Unpersuasive is Plaintiff's argument that the limitation of liability clause is an ambiguous exculpatory clause that cannot be enforced. First, "[a]n exculpatory clause purports to deny an injured party the right to recover damages from the person negligently causing his injury." Kitchens of the Oceans, Inc. v. McGladrey Pullen, LLP, 832, So. 2d 270, 272 (Fla. 4th DCA 2002) (internal quotation marks and citations omitted). The clause at issue purports to limit FedEx's liability, not deny Plaintiff any recovery. See Rollins, Inc. v. Heller, 454 So. 2d 580, 583-84 (Fla. 3d DCA 1984) (distinguishing between an exculpatory clause and a limitation of damages provision in a contract that contained both). Further, the law regarding damage to goods in interstate transport allows for contractual limitations of liability. See Fine Foliage of Fla., Inc. v. Bowman Transp., Inc., 901 F.2d 1034, 1041 (11th Cir. 1990) (stating that the Carmack Amendment allows a carrier and shipper to negotiate to limit the carrier's liability under certain circumstances). Indeed, the Carmack Amendment, upon which Plaintiff relies in support of its contention that it is due the full value of the goods at common law, specifically allows parties to contract to limit a carrier's liability. See id.

Even if the clause at issue were an exculpatory clause, the wording and intention of the clause is clear and unequivocal. See Sunny Isles Marina, Inc. v. Adulami, 706 So. 2d 920, 922 (Fla. 3d DCA 1998) (a valid exculpatory clause must be clear and unequivocal).

In addition, nothing in the Agreement or the record supports Plaintiff's reading that the clause is applicable only when FedEx transports goods directly from Plaintiff to the customer without any intervening stops at transfer facilities or on different trailers. "When the terms of an agreement are unambiguous, this Court's obligation is to enforce the plain language of the contract and consider provisions in accordance with ordinary meaning and not give any meaning beyond that expressed in the contract itself." Kirkland v. Ocean Key Associates, Ltd., No. 07-10030-CIV, 2007 WL 3343083, *2 (S.D. Fla. Nov. 8, 2007) (citations omitted); see also Duck Dog, L.C. v. Brownstar Props., LLC, ___ So. 2d ___, 2008 WL 398811, *2 (Fla. 2d DCA 2008) (citations omitted) (contract interpretation is a question of law if the terms are unequivocal, clear, undisputed, and not subject to conflicting inferences); Steritech Group, Inc. v. MacKenzie, 970 So. 2d 895, 898 (Fla. 5th DCA 2007) (citations omitted) (contract interpretation requires that clear and unambiguous terms be given their plain meaning).

The language of the limitation of liability clause is clear and unambiguous. It states that Plaintiff's damages are limited to $5.00 per pound if goods are lost or damaged "in the transportation of goods between Shipper and a third party." The term "Shipper" unequivocally refers to Tech Data and the term "third party" unequivocally means the recipient of Tech Data's shipped goods. Plaintiff's contention is that the remainder of the clause, "in the transportation of goods between" refers only to FedEx's direct, uninterrupted transport of goods from Tech Data to its customer without any intervening stops or transfers along the transport route. Nothing in the Agreement or the record supports Plaintiff's interpretation of these terms. The ordinary meaning of "in the transportation of goods between" contemplates that FedEx will undertake whatever steps necessary to transport the goods between Tech Data and its customers.
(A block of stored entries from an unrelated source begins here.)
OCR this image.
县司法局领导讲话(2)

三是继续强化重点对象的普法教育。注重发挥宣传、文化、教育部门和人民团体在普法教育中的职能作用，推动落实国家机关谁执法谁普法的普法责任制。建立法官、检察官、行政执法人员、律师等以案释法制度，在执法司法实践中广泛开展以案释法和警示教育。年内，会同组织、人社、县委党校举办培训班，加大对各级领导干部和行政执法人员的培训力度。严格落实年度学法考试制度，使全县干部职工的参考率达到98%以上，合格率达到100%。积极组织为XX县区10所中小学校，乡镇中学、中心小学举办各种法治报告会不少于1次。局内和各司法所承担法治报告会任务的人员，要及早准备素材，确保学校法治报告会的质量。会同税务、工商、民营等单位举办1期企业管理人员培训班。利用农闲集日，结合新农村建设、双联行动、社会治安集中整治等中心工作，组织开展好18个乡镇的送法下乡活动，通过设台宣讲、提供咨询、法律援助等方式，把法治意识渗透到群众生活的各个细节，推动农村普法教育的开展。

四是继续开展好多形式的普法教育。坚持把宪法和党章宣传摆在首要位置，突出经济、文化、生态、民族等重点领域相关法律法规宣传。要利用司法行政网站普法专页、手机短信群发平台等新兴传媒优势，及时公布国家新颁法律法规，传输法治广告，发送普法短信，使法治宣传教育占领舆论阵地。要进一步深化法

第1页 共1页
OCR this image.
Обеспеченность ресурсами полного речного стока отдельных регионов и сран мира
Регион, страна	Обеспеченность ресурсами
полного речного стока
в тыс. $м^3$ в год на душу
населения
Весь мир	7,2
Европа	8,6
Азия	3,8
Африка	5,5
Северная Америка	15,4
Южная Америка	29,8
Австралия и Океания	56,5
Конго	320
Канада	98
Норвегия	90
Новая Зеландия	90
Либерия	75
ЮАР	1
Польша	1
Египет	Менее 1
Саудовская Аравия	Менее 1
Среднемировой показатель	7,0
The Agreement does not differentiate between direct transport and interrupted transport when addressing the amount of damages due Plaintiff in the event of a loss. Accordingly, the limitation of liability provision is enforceable against Plaintiff and Plaintiff's damages for the lost Goods are limited to $5.00 per pound absent a finding that FedEx breached Schedule D. See infra pts. B, C.

B. Breach of Schedule D

The parties agree that the Goods were lost and never delivered to their intended destination but disagree as to whether FedEx breached Schedule D. Plaintiff contends that the undisputed evidence shows that FedEx breached Schedule D in two ways: by failing to provide timely notice of the loss to Tech Data within forty-eight hours and failing to provide proof of delivery ("P.O.D.") (Dkt. 34 at 11).
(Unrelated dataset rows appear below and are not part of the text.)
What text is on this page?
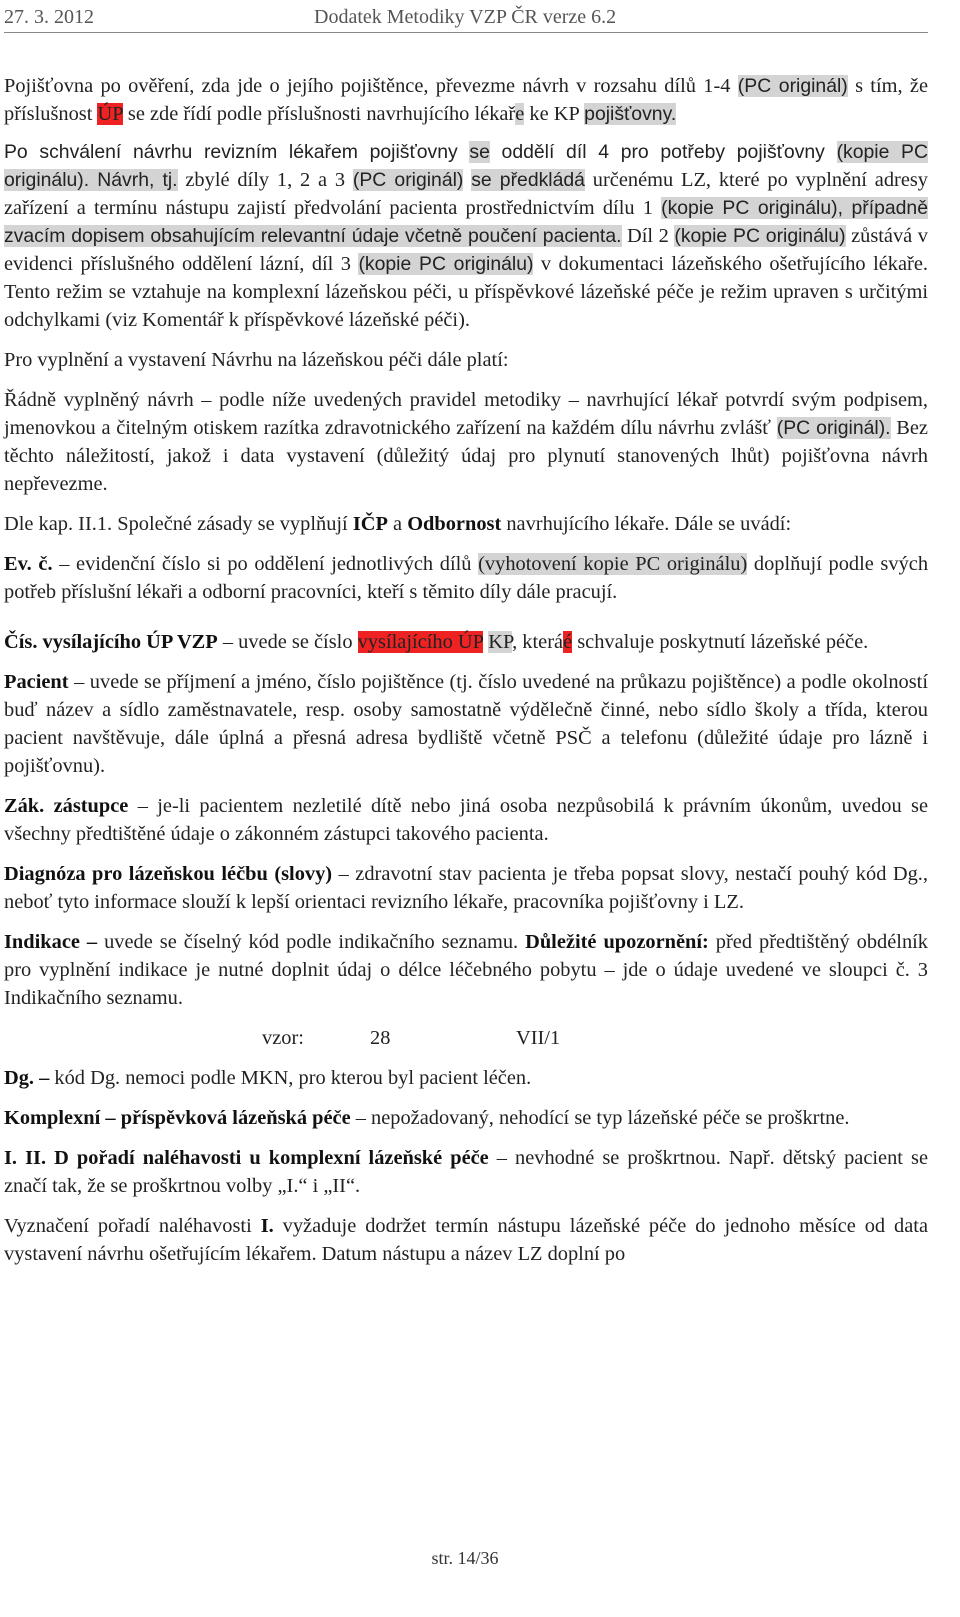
27. 3. 2012	Dodatek Metodiky VZP ČR verze 6.2

Pojišťovna po ověření, zda jde o jejího pojištěnce, převezme návrh v rozsahu dílů 1-4 (PC originál) s tím, že příslušnost ÚP se zde řídí podle příslušnosti navrhujícího lékaře ke KP pojišťovny.

Po schválení návrhu revizním lékařem pojišťovny se oddělí díl 4 pro potřeby pojišťovny (kopie PC originálu). Návrh, tj. zbylé díly 1, 2 a 3 (PC originál) se předkládá určenému LZ, které po vyplnění adresy zařízení a termínu nástupu zajistí předvolání pacienta prostřednictvím dílu 1 (kopie PC originálu), případně zvacím dopisem obsahujícím relevantní údaje včetně poučení pacienta. Díl 2 (kopie PC originálu) zůstává v evidenci příslušného oddělení lázní, díl 3 (kopie PC originálu) v dokumentaci lázeňského ošetřujícího lékaře. Tento režim se vztahuje na komplexní lázeňskou péči, u příspěvkové lázeňské péče je režim upraven s určitými odchylkami (viz Komentář k příspěvkové lázeňské péči).

Pro vyplnění a vystavení Návrhu na lázeňskou péči dále platí:

Řádně vyplněný návrh – podle níže uvedených pravidel metodiky – navrhující lékař potvrdí svým podpisem, jmenovkou a čitelným otiskem razítka zdravotnického zařízení na každém dílu návrhu zvlášť (PC originál). Bez těchto náležitostí, jakož i data vystavení (důležitý údaj pro plynutí stanovených lhůt) pojišťovna návrh nepřevezme.

Dle kap. II.1. Společné zásady se vyplňují IČP a Odbornost navrhujícího lékaře. Dále se uvádí:

Ev. č. – evidenční číslo si po oddělení jednotlivých dílů (vyhotovení kopie PC originálu) doplňují podle svých potřeb příslušní lékaři a odborní pracovníci, kteří s těmito díly dále pracují.

Čís. vysílajícího ÚP VZP – uvede se číslo vysílajícího ÚP KP, kteráé schvaluje poskytnutí lázeňské péče.

Pacient – uvede se příjmení a jméno, číslo pojištěnce (tj. číslo uvedené na průkazu pojištěnce) a podle okolností buď název a sídlo zaměstnavatele, resp. osoby samostatně výdělečně činné, nebo sídlo školy a třída, kterou pacient navštěvuje, dále úplná a přesná adresa bydliště včetně PSČ a telefonu (důležité údaje pro lázně i pojišťovnu).

Zák. zástupce – je-li pacientem nezletilé dítě nebo jiná osoba nezpůsobilá k právním úkonům, uvedou se všechny předtištěné údaje o zákonném zástupci takového pacienta.

Diagnóza pro lázeňskou léčbu (slovy) – zdravotní stav pacienta je třeba popsat slovy, nestačí pouhý kód Dg., neboť tyto informace slouží k lepší orientaci revizního lékaře, pracovníka pojišťovny i LZ.

Indikace – uvede se číselný kód podle indikačního seznamu. Důležité upozornění: před předtištěný obdélník pro vyplnění indikace je nutné doplnit údaj o délce léčebného pobytu – jde o údaje uvedené ve sloupci č. 3 Indikačního seznamu.

vzor:	28	VII/1

Dg. – kód Dg. nemoci podle MKN, pro kterou byl pacient léčen.

Komplexní – příspěvková lázeňská péče – nepožadovaný, nehodící se typ lázeňské péče se proškrtne.

I. II. D pořadí naléhavosti u komplexní lázeňské péče – nevhodné se proškrtnou. Např. dětský pacient se značí tak, že se proškrtnou volby „I.“ i „II“.

Vyznačení pořadí naléhavosti I. vyžaduje dodržet termín nástupu lázeňské péče do jednoho měsíce od data vystavení návrhu ošetřujícím lékařem. Datum nástupu a název LZ doplní po

str. 14/36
Schedule D, entitled "Carrier Security Requirements," specifically states that Schedule D "relates only to loss and theft." (Compl. Attach 2 at 1)

With regard to the forty-eight hour notice provision, Schedule D specifically provides in two instances for reporting to the customer within forty-eight hours: (1) "Any discrepancies or corrections must be reported to Customer within 48 hours" under Section 1(a)(ii), and "Counts will be reconciled and exceptions noted with any reporting of discrepancies to Carrier and to the appropriate Customer party within 48 hours" under Section 1(b). (Compl. Attach. 2 at 9, ¶¶ 1(a)(ii) and 1(b)) Plaintiff offers the Affidavits of Tech Data employees Edward Bryant, Shawn Frederick, Sean Osborne, Robert Daley, and David Kervin as evidence that the first notice Tech Data received about the loss was at 6:24 p.m. on January 16, 2006, more than four days after the loss was confirmed by FedEx on January 11, 2006 (Dkt. 34, Attachs. 10, 11, 12, 13, 14).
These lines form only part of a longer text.